PARIS, 18 avril 2008 (BIIB) – Le Bureau International d’Information Bouddhiste (BIIB) a obtenu la copie d’un document secret du Parti Communiste du Vietnam (PCV) qui met en lumière la politique de répression contre l’Eglise Bouddhique Unifiée du Vietnam (EBUV, Eglise historique, indépendante), et contraste avec les déclarations du gouvernement du « respect de la liberté religieuse » au Vietnam.

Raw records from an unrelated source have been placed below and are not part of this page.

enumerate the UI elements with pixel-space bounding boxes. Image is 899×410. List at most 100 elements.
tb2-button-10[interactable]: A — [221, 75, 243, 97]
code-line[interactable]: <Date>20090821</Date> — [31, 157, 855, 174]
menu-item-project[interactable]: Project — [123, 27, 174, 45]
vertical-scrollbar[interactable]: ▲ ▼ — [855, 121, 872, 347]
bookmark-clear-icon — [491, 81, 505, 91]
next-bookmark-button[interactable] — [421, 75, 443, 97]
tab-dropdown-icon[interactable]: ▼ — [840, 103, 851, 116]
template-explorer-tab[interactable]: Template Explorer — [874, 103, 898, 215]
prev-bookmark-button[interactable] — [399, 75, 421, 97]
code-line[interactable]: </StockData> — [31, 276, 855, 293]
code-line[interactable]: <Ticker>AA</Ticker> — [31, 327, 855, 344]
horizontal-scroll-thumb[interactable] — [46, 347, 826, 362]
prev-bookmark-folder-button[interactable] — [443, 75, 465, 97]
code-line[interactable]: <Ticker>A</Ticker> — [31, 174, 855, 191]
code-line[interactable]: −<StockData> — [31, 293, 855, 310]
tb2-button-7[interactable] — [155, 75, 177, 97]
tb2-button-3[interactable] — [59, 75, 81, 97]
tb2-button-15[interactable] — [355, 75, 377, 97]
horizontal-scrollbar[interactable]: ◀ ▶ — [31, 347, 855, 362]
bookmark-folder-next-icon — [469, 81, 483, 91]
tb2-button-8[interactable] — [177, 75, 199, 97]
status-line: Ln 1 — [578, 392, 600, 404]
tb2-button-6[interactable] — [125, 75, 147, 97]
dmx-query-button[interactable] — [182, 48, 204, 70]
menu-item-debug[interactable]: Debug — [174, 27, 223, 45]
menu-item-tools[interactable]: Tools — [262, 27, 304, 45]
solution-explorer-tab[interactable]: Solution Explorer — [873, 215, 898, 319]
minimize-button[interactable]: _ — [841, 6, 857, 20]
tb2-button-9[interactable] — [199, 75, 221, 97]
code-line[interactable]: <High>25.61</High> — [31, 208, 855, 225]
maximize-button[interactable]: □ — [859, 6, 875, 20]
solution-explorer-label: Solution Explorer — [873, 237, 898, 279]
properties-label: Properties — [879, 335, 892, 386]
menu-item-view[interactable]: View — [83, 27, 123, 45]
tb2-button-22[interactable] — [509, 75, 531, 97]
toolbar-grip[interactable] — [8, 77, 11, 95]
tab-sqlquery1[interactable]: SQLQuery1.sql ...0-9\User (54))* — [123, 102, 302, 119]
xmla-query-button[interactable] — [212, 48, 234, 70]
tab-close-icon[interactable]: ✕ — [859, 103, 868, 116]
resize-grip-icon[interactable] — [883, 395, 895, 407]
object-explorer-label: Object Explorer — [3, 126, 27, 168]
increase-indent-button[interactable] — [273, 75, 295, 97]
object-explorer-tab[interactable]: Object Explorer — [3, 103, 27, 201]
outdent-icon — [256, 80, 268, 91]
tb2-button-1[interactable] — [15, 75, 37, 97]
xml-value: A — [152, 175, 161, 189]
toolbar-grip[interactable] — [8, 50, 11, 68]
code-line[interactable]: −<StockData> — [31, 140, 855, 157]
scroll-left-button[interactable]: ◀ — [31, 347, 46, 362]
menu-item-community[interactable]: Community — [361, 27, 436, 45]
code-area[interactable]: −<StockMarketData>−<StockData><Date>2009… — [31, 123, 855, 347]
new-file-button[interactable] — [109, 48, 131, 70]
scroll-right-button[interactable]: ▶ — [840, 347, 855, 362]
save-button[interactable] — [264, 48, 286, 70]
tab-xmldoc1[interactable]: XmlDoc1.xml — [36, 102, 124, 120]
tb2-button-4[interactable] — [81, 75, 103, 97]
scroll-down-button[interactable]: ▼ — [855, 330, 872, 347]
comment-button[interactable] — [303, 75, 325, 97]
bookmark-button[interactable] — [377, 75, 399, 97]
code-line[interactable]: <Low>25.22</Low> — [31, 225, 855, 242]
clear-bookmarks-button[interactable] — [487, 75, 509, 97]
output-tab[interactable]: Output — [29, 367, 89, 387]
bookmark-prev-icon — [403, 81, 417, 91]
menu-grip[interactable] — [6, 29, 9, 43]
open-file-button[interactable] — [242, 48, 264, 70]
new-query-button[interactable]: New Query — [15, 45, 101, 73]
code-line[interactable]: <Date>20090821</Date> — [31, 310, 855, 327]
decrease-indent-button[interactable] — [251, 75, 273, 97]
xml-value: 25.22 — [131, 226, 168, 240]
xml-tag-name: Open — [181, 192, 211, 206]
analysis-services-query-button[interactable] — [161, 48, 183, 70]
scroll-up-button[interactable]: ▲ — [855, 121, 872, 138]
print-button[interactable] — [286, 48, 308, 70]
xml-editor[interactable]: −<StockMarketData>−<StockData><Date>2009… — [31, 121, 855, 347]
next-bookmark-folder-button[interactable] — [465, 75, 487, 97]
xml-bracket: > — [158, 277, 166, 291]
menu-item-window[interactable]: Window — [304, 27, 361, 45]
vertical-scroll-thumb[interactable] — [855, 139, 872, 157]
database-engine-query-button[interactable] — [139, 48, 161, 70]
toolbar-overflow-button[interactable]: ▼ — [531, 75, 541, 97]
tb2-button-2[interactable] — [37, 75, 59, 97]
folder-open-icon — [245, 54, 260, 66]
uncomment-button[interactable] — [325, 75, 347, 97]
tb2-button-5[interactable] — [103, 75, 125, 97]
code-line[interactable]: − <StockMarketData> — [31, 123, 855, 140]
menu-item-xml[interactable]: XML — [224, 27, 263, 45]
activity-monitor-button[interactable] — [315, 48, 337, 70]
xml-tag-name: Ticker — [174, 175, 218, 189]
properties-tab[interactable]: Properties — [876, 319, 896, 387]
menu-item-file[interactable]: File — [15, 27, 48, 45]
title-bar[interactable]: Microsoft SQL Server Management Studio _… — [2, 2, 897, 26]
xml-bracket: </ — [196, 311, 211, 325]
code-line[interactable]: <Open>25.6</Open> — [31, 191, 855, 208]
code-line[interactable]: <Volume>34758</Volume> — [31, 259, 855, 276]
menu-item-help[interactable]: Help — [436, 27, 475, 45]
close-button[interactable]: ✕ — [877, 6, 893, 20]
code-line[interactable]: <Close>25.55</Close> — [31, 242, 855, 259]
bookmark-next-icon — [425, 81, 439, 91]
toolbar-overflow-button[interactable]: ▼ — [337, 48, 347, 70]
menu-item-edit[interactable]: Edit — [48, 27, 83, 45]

Le document concerne le bonze bouddhiste Thich Tri Khai (voir le communiqué du BIIB du 3 avril 2008), qui s’est vu signifier un ordre d’expulsion de sa pagode Giac Hai, dans la province de Lam Dong. Le bonze de l’EBUV Thich Nhu Tan avait révélé que cette affaire relevait de l’intensification de la campagne visant à soumettre les bonzes et les pagodes de l’EBUV au contrôle de l’Etat avant l’organisation au Vietnam, au mois de mai 2008, du Vesak (anniversaire du Bouddha), fête religieuse internationale reconnue par l’ONU.
Le « Plan Secret » n° 44-KH/BCD, intitulé « Plan de lutte contre Thich Tri Khai qui trompe le Sangha Bouddhiste du Vietnam et travaille pour l’Eglise Bouddhique Unifiée du Vietnam pour s’opposer au Bureau Bouddhiste du District de Don Duong et au Sangha Bouddhiste du Vietnam », a été pris par le Comité Permanent sur les affaires religieuse du PCV (district de Don Duong), et signé par Ly Van Kiet, Directeur-adjoint du Comité Permanent et Secrétaire-général adjoint du PCV de Don Duong. Daté du 13 septembre 2007, il comporte 5 parties : « 1. La situation du Bouddhisme et des activités bouddhistes ; 2. Objectifs et conditions requises ; 3. Méthodes de lutte ; 4. Calendrier ; 5. Mesures à prendre ».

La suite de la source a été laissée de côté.